Just a small note really. This is the piece I usually think of as the Halloween piece. Actually what got me thinking about it was the use of the Organ in Pirates of the Caribbean II, which I didn’t particularly like as a movie, but I did love the Gothic theme making an emergence for the character of Davy Jones. It brings back the original Phantom of the Opera, playing away at the steaming organ with some sinister yet macabre love tune floating away from it. Naturally I wanted to see how the soundtrack had played it out, and I have only caught glimpses of it at my previous employer, Borders. iTunes is of course very unhelpful since it only focuses on the music box part of the theme, rather than giving me any inclination as to the full nature of the organ itself.

Alas. And that’s when I remembered my favorite piece for Halloween. The introduction to which I was given by an acquaintance of mine from La Canada Presbyterian Church, and organist by the name of Kemp. Strictly speaking this Toccata is not for Halloween, but does of course seem to fit nicely with the role that the organ has taken in American consciousness.

I love the organ, and currently I play at the Lake Hills Church in Lake Forest, Ca; where Martin Gershwitz is our organist.
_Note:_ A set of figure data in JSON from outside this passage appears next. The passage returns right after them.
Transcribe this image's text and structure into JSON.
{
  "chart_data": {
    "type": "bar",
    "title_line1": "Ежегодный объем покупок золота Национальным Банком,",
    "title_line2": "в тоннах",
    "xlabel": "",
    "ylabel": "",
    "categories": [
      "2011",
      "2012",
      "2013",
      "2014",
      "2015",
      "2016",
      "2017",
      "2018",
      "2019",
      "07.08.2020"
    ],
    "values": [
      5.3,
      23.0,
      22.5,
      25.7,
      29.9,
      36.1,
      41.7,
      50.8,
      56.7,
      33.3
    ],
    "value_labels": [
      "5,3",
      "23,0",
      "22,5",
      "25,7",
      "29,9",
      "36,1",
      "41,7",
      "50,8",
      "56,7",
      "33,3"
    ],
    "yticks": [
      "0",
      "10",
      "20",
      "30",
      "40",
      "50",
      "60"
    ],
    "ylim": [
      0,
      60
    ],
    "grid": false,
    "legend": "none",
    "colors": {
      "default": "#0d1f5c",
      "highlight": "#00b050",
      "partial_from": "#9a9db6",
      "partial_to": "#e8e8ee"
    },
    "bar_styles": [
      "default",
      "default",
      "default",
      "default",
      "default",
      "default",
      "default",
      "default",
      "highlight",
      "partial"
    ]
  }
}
Every Sunday he improvises the postlude. It is really awesome to behold. I love him dearly, but was just talking to my best friend earlier and realized that I missed Kemp in that he played pieces, and I always felt like I got a bit of a musical education whenever I heard him play.

It seems a rather odd mixture, but when the handbells are combined with the Organ, the effect is quite amazing. There is something about the raging overtones that creates an odd effect. Most instruments are limited in their series. More pure in a way, such as the brass choir’s ability to tune instinctively abandoning the constraints of tempered tuning all together. Yet, when you get the bells and their extreme series of over tones together with massively vibrating columns of air, it is quite exhilarating.

The odd part is that I despise playing with organ when I am on trombone. The tendency of the instrument to tune as it plays is annoying. I don’t have perfect pitch, but I do have a very definite sense of relative pitch. When I listen to the radio, I can hear the dramatic shift in keys between songs. Often when a song begins very softly, without much tonal centering, I receive a shock when the key is made evident through a resolution. Which is somewhat beside the point.

At some point in all of this I meant to recommend listening to this piece. I am somewhat horrible about liking only particular movements of pieces, absent their whole work. But my eclectic tastes satisfy my soul, and I shall not take much abuse for it. I looked over the iTunes availabilities, and wasn’t extremely impressed with the selection from a sound point of view. I don’t like halls that swallow the bass or the treble. And particular instruments don’t have a pleasing tone. I am still debating which recording to buy, but all the same, this french development of the toccata idea is worth a listen.